La journée s'annonçait bien. Ma mère et ma famille ne connaissait toujours pas mon lourd secret et c'était tant mieux. Comment ma mère aurait-elle pu le supporter ? Et mon frère et ma sœur alors ? Il fallait donc que ça continue ainsi. Que rien ne se sache. Et pour cela il fallait que je l'écoute et lui obéisse. Mais depuis le lendemain de mes tortures, cette soirée que j'avais passé avec lui, enfin plutôt cette nuit, il avait changé à mon égard. Il ne me frappait plus, ne me parlait plus comme à son esclave que je devait être, mais bien comme à un égal.

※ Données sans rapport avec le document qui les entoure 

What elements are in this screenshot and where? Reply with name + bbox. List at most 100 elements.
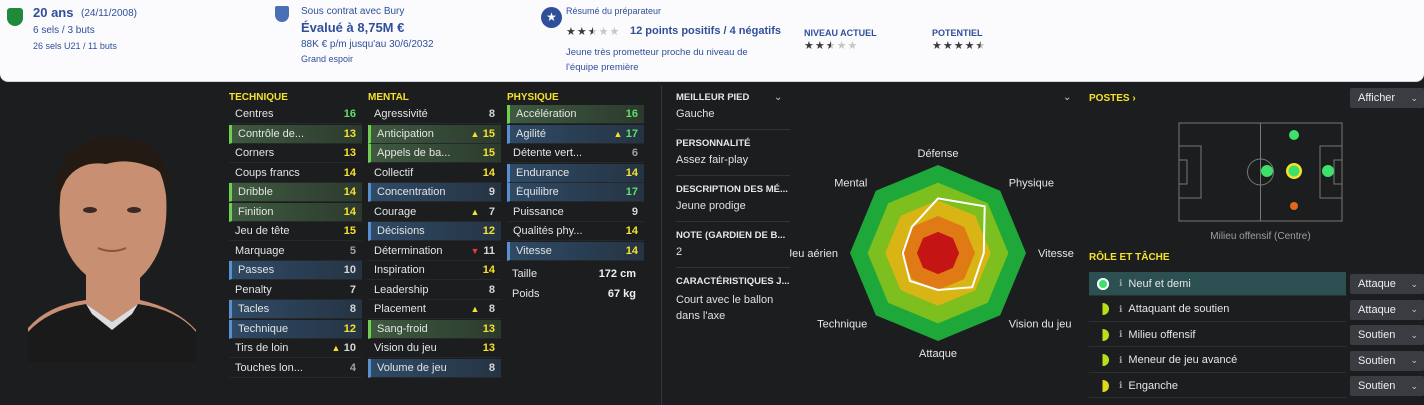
attribute-row[interactable]: Touches lon... 4: [229, 359, 362, 378]
star-icon: ★: [932, 40, 942, 52]
radar-dropdown-chevron-icon[interactable]: ⌄: [1063, 92, 1071, 103]
attribute-row[interactable]: Passes 10: [229, 261, 362, 280]
attribute-value: 14: [482, 166, 495, 179]
star-icon: ★: [814, 40, 825, 52]
pitch-diagram: [1178, 122, 1343, 222]
attribute-value: 12: [343, 322, 356, 335]
attribute-row[interactable]: Détente vert... 6: [507, 144, 644, 163]
attribute-row[interactable]: Qualités phy... 14: [507, 222, 644, 241]
attribute-row[interactable]: Marquage 5: [229, 242, 362, 261]
attribute-name: Décisions: [377, 225, 425, 237]
info-icon[interactable]: ℹ: [1119, 355, 1122, 366]
attribute-row[interactable]: Anticipation ▲ 15: [368, 124, 501, 144]
attribute-name: Finition: [238, 205, 274, 218]
attribute-name: Jeu de tête: [235, 225, 290, 237]
role-duty-dropdown[interactable]: Soutien ⌄: [1350, 350, 1424, 371]
goalkeeper-note-label: NOTE (GARDIEN DE B...: [676, 230, 786, 241]
position-dot: [1322, 165, 1334, 177]
scout-points[interactable]: 12 points positifs / 4 négatifs: [630, 25, 781, 37]
attribute-row[interactable]: Coups francs 14: [229, 164, 362, 183]
attribute-row[interactable]: Vitesse 14: [507, 241, 644, 261]
attribute-name: Corners: [235, 147, 275, 159]
attribute-name: Collectif: [374, 166, 414, 179]
attribute-value: 14: [625, 166, 638, 179]
mental-header: MENTAL: [368, 92, 409, 103]
attribute-row[interactable]: Volume de jeu 8: [368, 358, 501, 378]
info-icon[interactable]: ℹ: [1119, 329, 1122, 340]
player-traits-line1: Court avec le ballon: [676, 294, 774, 306]
info-icon[interactable]: ℹ: [1119, 304, 1122, 315]
role-duty-dropdown[interactable]: Attaque ⌄: [1350, 274, 1424, 294]
attribute-value: 8: [349, 303, 356, 315]
role-row[interactable]: ℹ Meneur de jeu avancé: [1089, 349, 1346, 373]
star-icon: ★: [566, 26, 576, 38]
attribute-row[interactable]: Équilibre 17: [507, 183, 644, 202]
column-divider: [661, 86, 662, 405]
role-row[interactable]: ℹ Attaquant de soutien: [1089, 298, 1346, 322]
player-caps[interactable]: 6 sels / 3 buts: [33, 25, 95, 36]
role-duty-dropdown[interactable]: Soutien ⌄: [1350, 376, 1424, 396]
attribute-name: Accélération: [516, 108, 577, 120]
role-row[interactable]: ℹ Neuf et demi: [1089, 272, 1346, 296]
attribute-row[interactable]: Placement ▲ 8: [368, 300, 501, 319]
attribute-row[interactable]: Décisions 12: [368, 222, 501, 241]
attribute-value: 15: [482, 147, 495, 159]
radar-axis-label: Mental: [834, 177, 867, 189]
attribute-value: 14: [482, 264, 495, 276]
positions-title[interactable]: POSTES ›: [1089, 93, 1136, 104]
attribute-row[interactable]: Jeu de tête 15: [229, 222, 362, 241]
personality-label: PERSONNALITÉ: [676, 138, 751, 149]
attribute-row[interactable]: Centres 16: [229, 105, 362, 124]
divider: [676, 267, 790, 268]
attribute-row[interactable]: Collectif 14: [368, 164, 501, 183]
attribute-row[interactable]: Tirs de loin ▲ 10: [229, 339, 362, 358]
player-u21-caps[interactable]: 26 sels U21 / 11 buts: [33, 41, 117, 51]
attribute-value: 14: [343, 166, 356, 179]
attribute-row[interactable]: Dribble 14: [229, 183, 362, 202]
star-icon: ★: [953, 40, 964, 52]
attribute-row[interactable]: Agilité ▲ 17: [507, 124, 644, 144]
attribute-row[interactable]: Technique 12: [229, 319, 362, 339]
attribute-row[interactable]: Finition 14: [229, 202, 362, 222]
attribute-row[interactable]: Tacles 8: [229, 300, 362, 319]
attribute-value: 8: [488, 283, 495, 296]
attribute-row[interactable]: Agressivité 8: [368, 105, 501, 124]
attribute-name: Centres: [235, 108, 274, 120]
attribute-row[interactable]: Sang-froid 13: [368, 319, 501, 339]
role-name: Neuf et demi: [1128, 277, 1191, 290]
attribute-value: 8: [488, 108, 495, 120]
attribute-row[interactable]: Inspiration 14: [368, 261, 501, 280]
role-duty-dropdown[interactable]: Attaque ⌄: [1350, 299, 1424, 320]
role-suitability-dot-icon: [1097, 379, 1109, 392]
attribute-row[interactable]: Contrôle de... 13: [229, 124, 362, 144]
chevron-down-icon: ⌄: [1410, 329, 1418, 340]
attribute-row[interactable]: Corners 13: [229, 144, 362, 163]
star-icon: ★: [587, 26, 598, 38]
attribute-value: 8: [488, 361, 495, 374]
attribute-value: 13: [343, 127, 356, 140]
attribute-row[interactable]: Accélération 16: [507, 105, 644, 124]
personality-value[interactable]: Assez fair-play: [676, 154, 748, 166]
info-icon[interactable]: ℹ: [1119, 380, 1122, 391]
attribute-row[interactable]: Détermination ▼ 11: [368, 242, 501, 261]
divider: [676, 221, 790, 222]
player-age: 20 ans: [33, 5, 74, 20]
attribute-row[interactable]: Leadership 8: [368, 281, 501, 300]
attribute-name: Endurance: [516, 166, 570, 179]
show-positions-dropdown[interactable]: Afficher ⌄: [1350, 88, 1424, 108]
attribute-row[interactable]: Penalty 7: [229, 281, 362, 300]
attribute-row[interactable]: Appels de ba... 15: [368, 144, 501, 163]
chevron-down-icon[interactable]: ⌄: [774, 92, 782, 103]
role-duty-dropdown[interactable]: Soutien ⌄: [1350, 325, 1424, 345]
attribute-row[interactable]: Endurance 14: [507, 163, 644, 183]
contract-status[interactable]: Sous contrat avec Bury: [301, 6, 404, 17]
position-name: Milieu offensif (Centre): [1210, 231, 1311, 242]
attribute-row[interactable]: Concentration 9: [368, 183, 501, 202]
attribute-row[interactable]: Vision du jeu 13: [368, 339, 501, 358]
star-icon: ★: [975, 40, 986, 52]
attribute-row[interactable]: Puissance 9: [507, 203, 644, 222]
role-row[interactable]: ℹ Enganche: [1089, 374, 1346, 398]
info-icon[interactable]: ℹ: [1119, 278, 1122, 289]
role-row[interactable]: ℹ Milieu offensif: [1089, 323, 1346, 347]
attribute-row[interactable]: Courage ▲ 7: [368, 203, 501, 222]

Et moi je ressentais quelque chose pour lui. Quelque chose de fort. Quand je le croisait en ville bien sur nous faisions comme si j'étais le garçon discipliné qu'il voulait que je sois, mais le soir chez lui, il était différent. Et je pouvais le regarder dans les yeux. Me plonger dans cet ébène magnifique, brillant, parfait. Je le laissais alors profiter de moi tout autant qu'il me laissais profiter de lui. Et en général, il me laissais dormir contre lui ou lui contre moi. Allez savoir.
Mais je ne m'attendais pas à ce que ce soir là tout change. Alors que je faisais de nouveau le mur pour aller "m'entraîner" avec Adonis, je ne pensais absolument pas que quelque chose allait attirer mon attention au-delà des grillages et des limites de notre district. Je regardais, fendant la nuit de mon regard. Je ne me trompais pas. quelque chose avançait vers notre district. Je me cachais et laissait approcher la personne. Hors de question que je me fasse repérer. Et s'il s'agissait d'un collègue d'Adonis ? Comment lui expliquer ou je me rendais ? D'autant plus après le couvre feu ? Et je ne voulais surtout pas lui causer de torts.
Je restais caché jusqu'à ce que la personne passe le grillage. Je sortais la tête de ma cachette et remarquais alors la carrure de cette personne. Ce n'était pas un pacificateur. Et vu ses fringues, il ne pouvait venir que d'un district. Je sortais de ma cachette en silence et comme une ombre me faufilais derrière lui. Je plaçais une main sur sa bouche et parlais rapidement et silencieusement. Tel un murmure, mes mots filèrent comme le vent :
"T'es fou si tu te fait prendre c'est la torture assuré. Part de là. Y'a des rondes toutes les cinq minutes."
J'espérais qu'il comprendrait qu'il devait se faire petit. Je lui faisait signe pour lui montrer une cachette en espérant qu'il me suive.